It used to be that analysts had a consistent way to evaluate corporate earnings, how they were derived, and how likely it was for those bottom-line dollars to continue to be produced. Increasingly, however, we have to be careful to distinguish between earnings and earnings.
Things
may look the same as before (after all, profits are profits) but the origin of
earnings growth today is far from the pattern we would like to see happening as
a norm.
A
loss of general accounting and ethics uniformity during the past decade or so underscores
the fact that companies have fallen into the bad habit of manipulating balance
sheets, playing with their product lines, cutting their workforce, and shading
their conversations with the media in order to conform to a set of Wall Street-led
expectations about what it means to be a profitable corporation and how their share
price should be reflected by those expectations. While
it is true, mathematically speaking, that a profit is good for shareholders, I
believe that those which derive from alchemy and manipulation, and not an
increase in consumer demand, set up a false calculus about the fundamentals of
economics and the framework upon which this bull recovery has been built. The
moniker "too big to fail" no longer applies only to financial
institutions. Tech stocks, traditional
household brands, and energy conglomerates are like big battle ships stuck in
the water searching for an escape lane. Simply raising prices, or reducing
packaging size, is not doing anyone any good when it comes to public relations
or economic sustainability.
Opinion
polling tells us that business is held in low esteem (along with politicians
and banks) which diminishes its prospects for the future, and heightens a
distaste for the fortunes of those who run them. Market activity last week typified this
point. There was a wide mix of companies that reported reasonably good earnings
whose share price paid the ultimate penalty because shareholders just couldn't
see how much longer the largesse might continue. Earnings acceleration is not always rewarded
by share price appreciation.
Tell
me, when you open a box of your favorite snack food do you notice that net
weight and product portions are shrinking?
Isn’t
it annoying, too, when companies raise prices just because they can?
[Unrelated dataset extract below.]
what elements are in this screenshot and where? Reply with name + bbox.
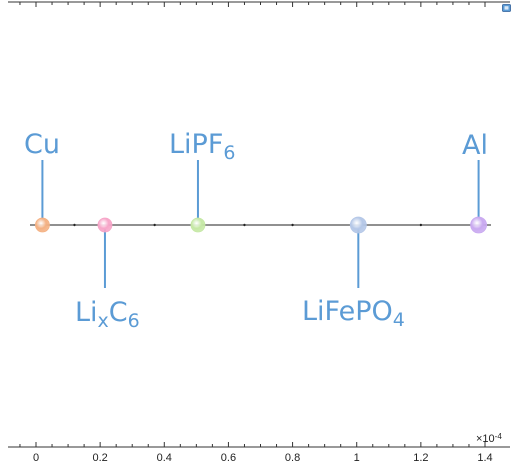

Clearly, we've turned the corner on
compassion and restraint. Discounting and
customer incentives are so last year!!
Unnecessary
and indiscriminate price increases are harmful to the economy, the consumer, and
corporate public relations. There is
always a danger that consumers might "tune out" the message if they
feel as if they are being taken advantage of.
In a world where demand should drive sales and pricing power, business
is putting the cart before the horse, focusing more on profits to the exclusion
of customer satisfaction. It is more
productive to respond to a broader macro secular evolution slowly than to try
to milk performance out of a dry stone for the benefit of financial analysts.
Does
money equal loyalty?
Are
core costs rising? Yes they are. And yet, this anecdotal information is
contrary to what published statistics are telling us about inflation. Certainly, statistics can't always be
believed nor are they applied unvaryingly across the board for all cases. But if, in fact, there is no/low inflation, how do you account for
an increase in airfares, or tuition, or movie tickets, or hamburgers, or bridge
tolls, or new clothing, or that "shrinking bag" of potato chips? You get the point.
Instead
of holding fast on prices as they did during the recession, many companies are
forecasting an increase for the next year.
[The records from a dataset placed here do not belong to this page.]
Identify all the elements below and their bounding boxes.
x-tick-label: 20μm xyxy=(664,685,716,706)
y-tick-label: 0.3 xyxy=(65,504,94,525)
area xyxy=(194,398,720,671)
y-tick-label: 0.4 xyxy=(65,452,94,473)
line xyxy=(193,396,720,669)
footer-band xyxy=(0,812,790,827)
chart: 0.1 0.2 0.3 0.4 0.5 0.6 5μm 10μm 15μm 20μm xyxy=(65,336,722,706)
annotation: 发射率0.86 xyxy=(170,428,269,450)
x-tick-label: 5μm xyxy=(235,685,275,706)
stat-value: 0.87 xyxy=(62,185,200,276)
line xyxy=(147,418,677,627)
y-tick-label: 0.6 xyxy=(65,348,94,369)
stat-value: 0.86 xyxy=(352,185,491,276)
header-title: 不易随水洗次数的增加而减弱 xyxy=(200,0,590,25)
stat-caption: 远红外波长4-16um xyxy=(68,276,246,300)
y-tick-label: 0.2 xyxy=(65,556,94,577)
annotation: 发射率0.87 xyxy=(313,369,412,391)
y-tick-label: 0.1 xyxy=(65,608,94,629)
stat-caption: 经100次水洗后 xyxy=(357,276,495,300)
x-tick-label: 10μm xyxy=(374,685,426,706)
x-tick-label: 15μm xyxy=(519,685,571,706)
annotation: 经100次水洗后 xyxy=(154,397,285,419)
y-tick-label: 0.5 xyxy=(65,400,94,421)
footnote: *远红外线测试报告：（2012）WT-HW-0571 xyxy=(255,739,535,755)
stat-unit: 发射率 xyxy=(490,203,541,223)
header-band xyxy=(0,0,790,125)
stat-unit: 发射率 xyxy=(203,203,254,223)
While no one begrudges the right for business to make money, they
sometimes pander to the need for Wall Street to make money off of them.
At
a time when competition for consumer's dollars is increasingly ferocious, sales
growth could be reaching an exhaustion point.
Manufacturers last week reported slower growth for the quarter, while
new orders are stagnating from the weight of world tensions. It just might be that we are reaching a
temporary apex in the recovery. The best
way to bridge the gap from recession to global boom is to be mindful of
political, social, and moral necessities for all market constituents. Even corporate presidents need to avoid the
appearance of greed and hoarding, or risk the wrath of disgruntled consumers.
The
thought that they are driving customers into the arms of a competitive vendor would
be abhorrent to any executive. However,
walking on "thin Ice" is not a successful business strategy, either.